If you’re like most people dealing with nonprofit fundraising, there have been times when you just couldn’t get off the ground It happens to everyone at some point whether you’re drafting a grant narrative, appeal letter, or a soft campaign on a social channel. Even the most gifted fundraisers experience the dreaded point of no return, when those checks and PayPal donations just aren’t showing up in your inbox.
Talking about how great your organization is can be exhausting. But what if it’s not you, but your communication methods, that have grown tired? Don’t worry, we have some advice to help take your fundraising into the stratosphere and beyond!
Getting Personal with Fundraising
We all know that it’s important to know your donors. But when we tell you to get personal, we don’t mean snooping through their trash, we’re talking about personalized content! Doesn’t it feel nice to get something in mail that feels like it was meant especially for you? If you’re like us, the answer is yes. Organizations that personalize elements of their newsletters or e-mail blasts achieve significant increases in response rates, from active donors and sustained supporters alike.
Now, for every mail merge expert reading this who’s thinking “We’ve been addressing our letters individually for years, this makes no difference!” I ask you to think bigger! Personalization is more than just Dear Your Name Here or Your donation of $___. It’s changing complete elements of your narrative. It’s changing images so that they appeal specifically to the recipients, and having two totally different formats of your letter based on age groups or average response rate. It can be simple or advanced, but it’s always highly effective.
All Systems Go!
Direct mail, e-mail, and social communications can be used to create a little competition among donors. This can make a fundraising campaign more interactive and fun. We saw one university use Facebook to gather alumni and the school’s favorite professors for an online “party” where there was a soft push to give. The class with the highest donation level won a free happy hour as a reward for their giving. The college doubled the number of alumni donations and added new names to its database to set themselves up for future success.
Being able to tell your story is a really important part of successful fundraising, but you need to be talking to everyone, everywhere. Cross-channel communication is really important nowadays. Social media is a free and prevalent resource, so there’s no reason for organizations to not take advantage of it.
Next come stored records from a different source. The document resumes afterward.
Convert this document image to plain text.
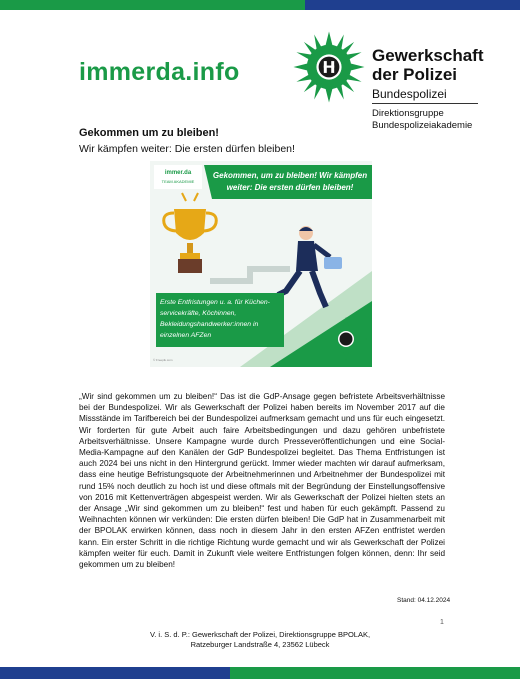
immerda.info
Gewerkschaft
der Polizei
Bundespolizei
Direktionsgruppe
Bundespolizeiakademie
Gekommen um zu bleiben!
Wir kämpfen weiter: Die ersten dürfen bleiben!
immer.da
TEAM AKADEMIE
Gekommen, um zu bleiben! Wir kämpfen
weiter: Die ersten dürfen bleiben!
Erste Entfristungen u. a. für Küchen-
servicekräfte, Köchinnen,
Bekleidungshandwerker:innen in
einzelnen AFZen
© Freepik.com
„Wir sind gekommen um zu bleiben!“ Das ist die GdP-Ansage gegen befristete Arbeitsverhältnisse bei der Bundespolizei. Wir als Gewerkschaft der Polizei haben bereits im November 2017 auf die Missstände im Tarifbereich bei der Bundespolizei aufmerksam gemacht und uns für euch eingesetzt. Wir forderten für gute Arbeit auch faire Arbeitsbedingungen und dazu gehören unbefristete Arbeitsverhältnisse. Unsere Kampagne wurde durch Presseveröffentlichungen und eine Social-Media-Kampagne auf den Kanälen der GdP Bundespolizei begleitet. Das Thema Entfristungen ist auch 2024 bei uns nicht in den Hintergrund gerückt. Immer wieder machten wir darauf aufmerksam, dass eine heutige Befristungsquote der Arbeitnehmerinnen und Arbeitnehmer der Bundespolizei mit rund 15% noch deutlich zu hoch ist und diese oftmals mit der Begründung der Einstellungsoffensive von 2016 mit Kettenverträgen abgespeist werden. Wir als Gewerkschaft der Polizei hielten stets an der Ansage „Wir sind gekommen um zu bleiben!“ fest und haben für euch gekämpft. Passend zu Weihnachten können wir verkünden: Die ersten dürfen bleiben! Die GdP hat in Zusammenarbeit mit der BPOLAK erwirken können, dass noch in diesem Jahr in den ersten AFZen entfristet werden kann. Ein erster Schritt in die richtige Richtung wurde gemacht und wir als Gewerkschaft der Polizei kämpfen weiter für euch. Damit in Zukunft viele weitere Entfristungen folgen können, denn: Ihr seid gekommen um zu bleiben!
Stand: 04.12.2024
1
V. i. S. d. P.: Gewerkschaft der Polizei, Direktionsgruppe BPOLAK,
Ratzeburger Landstraße 4, 23562 Lübeck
The term we use for this type of work is integrated marketing. In other words, reaching out to your constituents using data-driven strategies that utilize various media, approaches, and digital channels. As always, the magic word is data. Knowing your audience and using that knowledge will supercharge any multi-channel campaign.
Social media is great for helping nonprofits spread the word about the need for contributions. However, you probably don’t want to convert that appeal letter into a series of 1,000 tweets. We’re not telling you that all your fundraising woes will be solved with social media. In fact, social campaigns alone rarely yield donations. However, the visibility of your effort is amplified when you apply a strategy based on clean data integrated in a campaign that hits your audience in their mailbox, Facebook timeline, and even their Instagram feed.
Houston, We Have a Problem
With a simple review of giving history, it is not uncommon to find a disconnect with your donor base. In fact, the average donor retention rate is only 40 percent year over year. That means that each year, six donors stop giving. Five of these donors stop because they are disconnected from the organization’s message. If you find this to be the case, stop and review your communications strategy. Do your donors really understand your mission and the practical impact their donation makes?
One organization we worked with realized they needed clearer communication about their mission and impact. So, they undertook a more personalized and integrated approach utilizing direct mail, email, and personalized landing pages. As a result, 19 percent of their donations that year came from donors who didn’t give the year before. An additional 19 percent of donations came from first time donors!
Getting the right message to the right people in the right way is imperative. When you have a clear picture of who your donors are, where they’re from, and what makes them tick, you can develop a message that will resonate with them in more meaningful way.
Astronauts are not alone in outer space. They rely on mission control to relay critical information and keep an eye on a space shuttle’s intricate systems. Like an astronaut, you don’t have to approach your mission without support. Some organizations work with a third-party provider to analyze their donor bases and determine what characteristics they should be looking for in potential prospects. With that information, you can launch a fundraising campaign to reach lapsed donors, prospective donors, or other targeted segments. One nonprofit we know used this strategy and increased their average donation size nearly 15 percent compared to the previous year.
49 years ago, Apollo 11 landed on the Moon. We all know Neil Armstrong’s famous words as he took those triumphant first steps on the Moon’s surface. “One small step for man, one giant leap for mankind.” Following our advice and implementing a data-driven, integrated approach to fundraising just may be that giant leap your nonprofit needs to open possibilities of a whole new world.